Content disputes in Wikipedia reflect geopolitical instability

Gordana Apic (1,2), Matthew J. Betts (1) & Robert B. Russell(1)*

1. Cell Networks

University of Heidelberg

Im Neuenheimer Feld 267

69120 Heidelberg

Germany

2. Cambridge Cell Networks Ltd.

St John’s Innovation Centre

Cambridge CB2 0WS

U.K.

* Corresponding author:

Email:

Telephone: +49 6221 54 51362; FAX: +49 6221 54 51487

Supplementary Information

Data stringency and the impact on the results

In most data analyses one normally considers a threshold of observations required before a trend can be considered genuine. For example, when computing data matrices for biological sequence comparison one typically sets a threshold of 5 observations of a substitution between amino acids to be confident that any ratio measured is likely to reflect reality. Here the main value to consider in this way is the number of pages linking to a country that are disputed (D).

As expected, values of D less than five lead to considerable random variations. However, we noticed that values as high as 20 also give variations in the dispute index that we do not believe to be a reflection of political changes (Figure S4). Inspection (see main text) suggests that several disputed pages are more likely to be the result of irrelevant or background issues not necessarily related to what we attempt to measure here. Values above 20 are more stable (Figure S4)
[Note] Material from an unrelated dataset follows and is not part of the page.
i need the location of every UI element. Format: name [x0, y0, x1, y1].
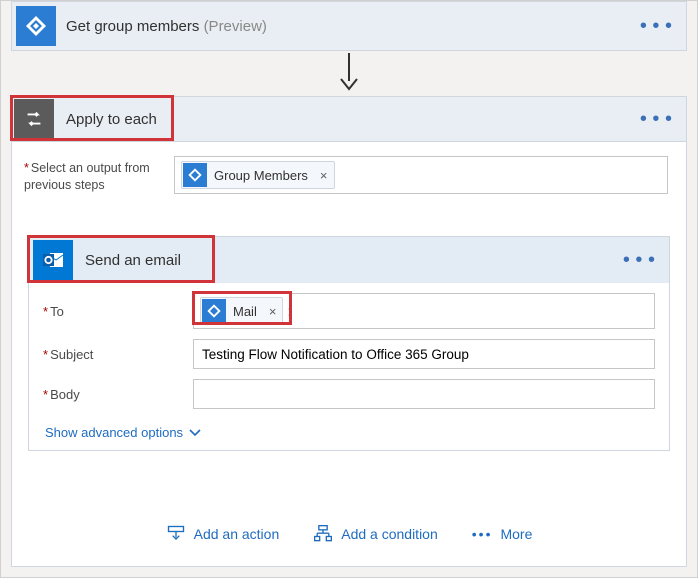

Restricting the set to countries to those with greater than or equal to 50, 100 or 200 disputes increases the correlation coefficient with the World Bank indicators on political stability from 0.6 to 0.85 (Figure S2), which suggests that the noise level is higher than discussed above, though this is not possible to assess unless one presumes that our index should be a direct match to the instability indices. This is erroneous as a) the other indices are only published annually, which makes dynamics occurring over months impossible to compare, and b) that the indicator here is probably not a precise match to instability/stability metrics (e.g. it matches better to “Voice & Accountability” and “Underlying Vulnerability”; Figure S3).

Similar effects are seen by increasing the threshold for N (the total number of linked pages to a country), for instance to 1000, 5000 or 10 000 pages.